Common Errors & Fixes Covered
Why it happens: the demo's first launch failed because the system ran out of disk space during the run.
Fix: free up disk space and rerun the launch command — the loop completed on the second attempt.
Gotchas & Caveats
- The optimizer model must be OpenAI-compatible — a local vLLM endpoint, OpenAI, Anthropic's API, or Azure all work; you can even reuse the target model as its own optimizer.
- "Learning rate" here is not a numeric LR — it's the maximum number of edits allowed per step (the clip/budget on aggregated patches).
- A candidate skill is only kept if it beats the current one on a held-out validation split; failing candidates are rejected and discarded, so the skill only moves forward.
- The approach generalizes to any task with a measurable outcome — Excel formulas, legal letters, whatever — not just agent benchmarks.
- Running a 4B model under vLLM with KV cache already consumes ~44 GB VRAM here; budget your GPU accordingly, or point the target at a hosted endpoint instead.
Key Takeaways
- SkillOpt (Microsoft Research) optimizes a markdown skill document instead of fine-tuning weights — the base model never changes, only its instructions do.

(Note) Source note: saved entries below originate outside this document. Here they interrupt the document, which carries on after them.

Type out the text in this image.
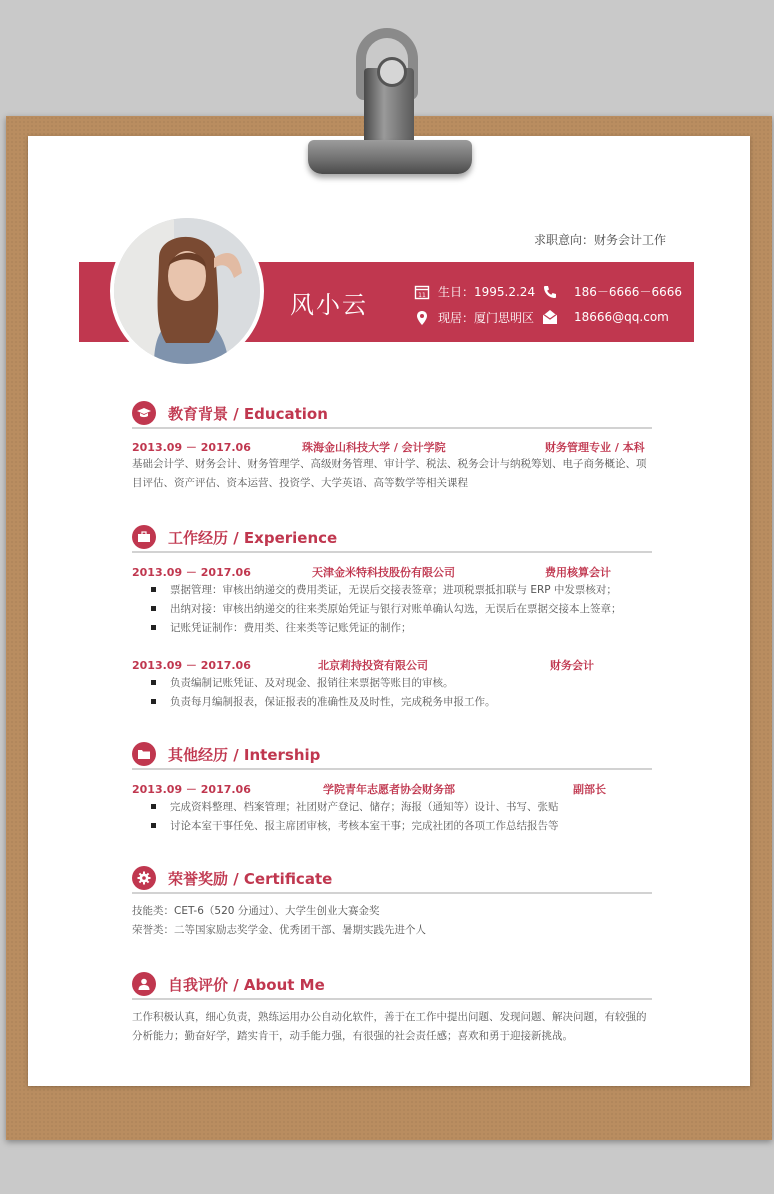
求职意向：财务会计工作
风小云	11 生日：1995.2.24
现居：厦门思明区
186－6666－6666
18666@qq.com
教育背景 / Education
2013.09 － 2017.06	珠海金山科技大学 / 会计学院	财务管理专业 / 本科
基础会计学、财务会计、财务管理学、高级财务管理、审计学、税法、税务会计与纳税筹划、电子商务概论、项目评估、资产评估、资本运营、投资学、大学英语、高等数学等相关课程
工作经历 / Experience
2013.09 － 2017.06	天津金米特科技股份有限公司	费用核算会计
票据管理：审核出纳递交的费用类证，无误后交接表签章；进项税票抵扣联与 ERP 中发票核对；
出纳对接：审核出纳递交的往来类原始凭证与银行对账单确认勾选，无误后在票据交接本上签章；
记账凭证制作：费用类、往来类等记账凭证的制作；
2013.09 － 2017.06	北京莉持投资有限公司	财务会计
负责编制记账凭证、及对现金、报销往来票据等账目的审核。
负责每月编制报表，保证报表的准确性及及时性，完成税务申报工作。
其他经历 / Intership
2013.09 － 2017.06	学院青年志愿者协会财务部	副部长
完成资料整理、档案管理；社团财产登记、储存；海报（通知等）设计、书写、张贴
讨论本室干事任免、报主席团审核，考核本室干事；完成社团的各项工作总结报告等
荣誉奖励 / Certificate
技能类：CET-6（520 分通过）、大学生创业大赛金奖
荣誉类：二等国家励志奖学金、优秀团干部、暑期实践先进个人
自我评价 / About Me
工作积极认真，细心负责，熟练运用办公自动化软件，善于在工作中提出问题、发现问题、解决问题，有较强的分析能力；勤奋好学，踏实肯干，动手能力强，有很强的社会责任感；喜欢和勇于迎接新挑战。
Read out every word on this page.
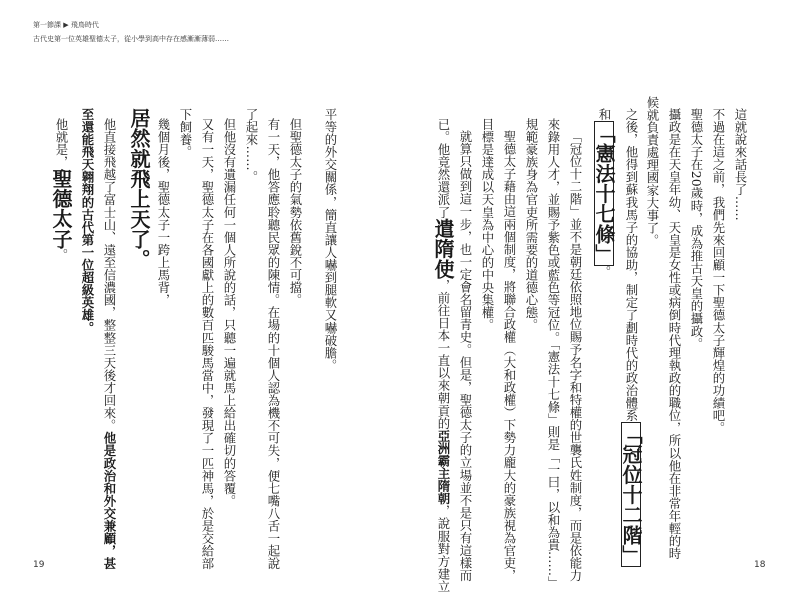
第一節課 ▶ 飛鳥時代
古代史第一位英雄聖德太子，從小學到高中存在感漸漸薄弱……
這就說來話長了……
不過在這之前，我們先來回顧一下聖德太子輝煌的功績吧。
聖德太子在20歲時，成為推古天皇的攝政。
攝政是在天皇年幼、天皇是女性或病倒時代理執政的職位，所以他在非常年輕的時
候就負責處理國家大事了。
之後，他得到蘇我馬子的協助，制定了劃時代的政治體系「冠位十二階」
和「憲法十七條」。
「冠位十二階」並不是朝廷依照地位賜予名字和特權的世襲氏姓制度，而是依能力
來錄用人才，並賜予紫色或藍色等冠位。「憲法十七條」則是「一曰，以和為貴……」
規範豪族身為官吏所需要的道德心態。
聖德太子藉由這兩個制度，將聯合政權（大和政權）下勢力龐大的豪族視為官吏，
目標是達成以天皇為中心的中央集權。
就算只做到這一步，也一定會名留青史。但是，聖德太子的立場並不是只有這樣而
已。他竟然還派了遣隋使，前往日本一直以來朝貢的亞洲霸主隋朝，說服對方建立
平等的外交關係，簡直讓人嚇到腿軟又嚇破膽。
但聖德太子的氣勢依舊銳不可擋。
有一天，他答應聆聽民眾的陳情。在場的十個人認為機不可失，便七嘴八舌一起說
了起來……。
但他沒有遺漏任何一個人所說的話，只聽一遍就馬上給出確切的答覆。
又有一天，聖德太子在各國獻上的數百匹駿馬當中，發現了一匹神馬，於是交給部
下飼養。
幾個月後，聖德太子一跨上馬背，
居然就飛上天了。
他直接飛越了富士山、遠至信濃國，整整三天後才回來。他是政治和外交兼顧，甚
至還能飛天翱翔的古代第一位超級英雄。
他就是，聖德太子。
19	18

- The loop mirrors neural-net training: epochs, batch size, an edit-budget "learning rate," momentum, and validation gates.
- A second "optimizer" model proposes patches to the skill doc (the backward pass); a validation gate keeps only genuine improvements.
- The walkthrough trains a local Qwen 3.5 4B (served via vLLM on an RTX A6000) on the ALFWorld household-task benchmark.
- The resulting file reads like a learned checklist — task-type sections, general principles, and anti-loop rules — which is exactly the shape of a good hand-written skill or instruction file.